A seventh blind test of crystal structure prediction was organized by the Cambridge Crystallographic Data Centre featuring seven target systems of varying complexity: a silicon and iodine-containing molecule, a copper coordination complex, a near-rigid molecule, a cocrystal, a polymorphic small agrochemical, a highly flexible polymorphic drug candidate, and a polymorphic morpholine salt. In this first of two parts focusing on structure generation methods, many crystal structure prediction (CSP) methods performed well for the small but flexible agrochemical compound, successfully reproducing the experimentally observed crystal structures, while few groups were successful for the systems of higher complexity. A powder X-ray diffraction (PXRD) assisted exercise demonstrated the use of CSP in successfully determining a crystal structure from a low-quality PXRD pattern. The use of CSP in the prediction of likely cocrystal stoichiometry was also explored, demonstrating multiple possible approaches. Crystallographic disorder emerged as an important theme throughout the test as both a challenge for analysis and a major achievement where two groups blindly predicted the existence of disorder for the first time. Additionally, large-scale comparisons of the sets of predicted crystal structures also showed that some methods yield sets that largely contain the same crystal structures. 

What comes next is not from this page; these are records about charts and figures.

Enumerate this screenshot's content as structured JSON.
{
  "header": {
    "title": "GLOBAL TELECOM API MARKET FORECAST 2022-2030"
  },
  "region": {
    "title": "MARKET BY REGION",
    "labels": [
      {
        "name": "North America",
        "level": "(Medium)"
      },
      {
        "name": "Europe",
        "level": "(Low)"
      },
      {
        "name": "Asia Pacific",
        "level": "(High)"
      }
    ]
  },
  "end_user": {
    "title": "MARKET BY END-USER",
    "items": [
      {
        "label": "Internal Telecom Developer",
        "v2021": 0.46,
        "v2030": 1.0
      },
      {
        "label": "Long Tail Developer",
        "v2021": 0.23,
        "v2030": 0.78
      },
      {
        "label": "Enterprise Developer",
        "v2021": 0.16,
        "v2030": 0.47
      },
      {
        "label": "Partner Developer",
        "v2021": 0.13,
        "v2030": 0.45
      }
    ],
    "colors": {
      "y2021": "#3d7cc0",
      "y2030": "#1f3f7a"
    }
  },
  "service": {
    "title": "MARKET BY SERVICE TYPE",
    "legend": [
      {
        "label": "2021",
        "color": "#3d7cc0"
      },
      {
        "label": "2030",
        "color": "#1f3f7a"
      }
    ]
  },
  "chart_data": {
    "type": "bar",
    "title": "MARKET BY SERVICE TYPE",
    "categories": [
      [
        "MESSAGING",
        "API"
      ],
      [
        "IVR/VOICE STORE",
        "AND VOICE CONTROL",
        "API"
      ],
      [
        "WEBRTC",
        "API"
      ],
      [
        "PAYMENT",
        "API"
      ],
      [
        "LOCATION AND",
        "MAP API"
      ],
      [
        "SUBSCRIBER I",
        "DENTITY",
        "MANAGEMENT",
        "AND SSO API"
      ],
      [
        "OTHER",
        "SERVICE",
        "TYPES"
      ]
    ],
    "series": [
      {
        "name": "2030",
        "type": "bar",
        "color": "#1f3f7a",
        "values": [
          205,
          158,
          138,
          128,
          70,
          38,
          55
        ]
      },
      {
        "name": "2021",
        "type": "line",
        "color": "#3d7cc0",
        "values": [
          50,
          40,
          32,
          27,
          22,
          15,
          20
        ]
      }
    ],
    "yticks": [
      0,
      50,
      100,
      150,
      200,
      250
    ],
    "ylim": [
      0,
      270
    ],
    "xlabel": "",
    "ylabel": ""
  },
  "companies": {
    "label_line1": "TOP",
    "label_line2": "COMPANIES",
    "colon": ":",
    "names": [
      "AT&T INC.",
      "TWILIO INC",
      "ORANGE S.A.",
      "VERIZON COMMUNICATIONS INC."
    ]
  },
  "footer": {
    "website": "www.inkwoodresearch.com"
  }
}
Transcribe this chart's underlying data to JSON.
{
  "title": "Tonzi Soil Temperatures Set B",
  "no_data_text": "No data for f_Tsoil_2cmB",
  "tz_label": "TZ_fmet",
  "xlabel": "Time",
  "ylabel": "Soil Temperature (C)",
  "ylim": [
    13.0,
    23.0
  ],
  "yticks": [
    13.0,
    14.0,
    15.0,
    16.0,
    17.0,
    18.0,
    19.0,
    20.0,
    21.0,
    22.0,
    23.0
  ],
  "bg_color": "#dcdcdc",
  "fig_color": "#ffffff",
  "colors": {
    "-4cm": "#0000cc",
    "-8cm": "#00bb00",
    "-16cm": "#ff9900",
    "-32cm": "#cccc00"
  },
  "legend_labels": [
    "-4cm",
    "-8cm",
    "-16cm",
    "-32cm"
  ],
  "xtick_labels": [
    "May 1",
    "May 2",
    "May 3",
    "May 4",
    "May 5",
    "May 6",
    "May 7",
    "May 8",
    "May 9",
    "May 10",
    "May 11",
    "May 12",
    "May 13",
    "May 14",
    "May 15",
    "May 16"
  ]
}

A seventh blind test of crystal structure prediction has been organized by the Cambridge Crystallographic Data Centre. The results are presented in two parts, with this second part focusing on methods for ranking crystal structures in order of stability. The exercise involved standardized sets of structures seeded from a range of structure generation methods. Participants from 22 groups applied several periodic DFT-D methods, machine learned potentials, force fields derived from empirical data or quantum chemical calculations, and various combinations of the above. In addition, one non-energy-based scoring function was used. Results showed that periodic DFT-D methods overall agreed with experimental data within expected error margins, while one machine learned model, applying system-specific AIMnet potentials, agreed with experiment in many cases demonstrating promise as an efficient alternative to DFT-based methods. For target XXXII, a consensus was reached across periodic DFT methods, with consistently high predicted energies of experimental forms relative to the global minimum (above 4 kJ mol⁻¹at both low and ambient temperatures) suggesting a more stable polymorph is likely not yet observed. The calculation of free energies at ambient temperatures offered improvement of predictions only in some cases (for targets XXVII and XXXI). Several avenues for future research have been suggested, highlighting the need for greater efficiency considering the vast amounts of resources utilized in many cases.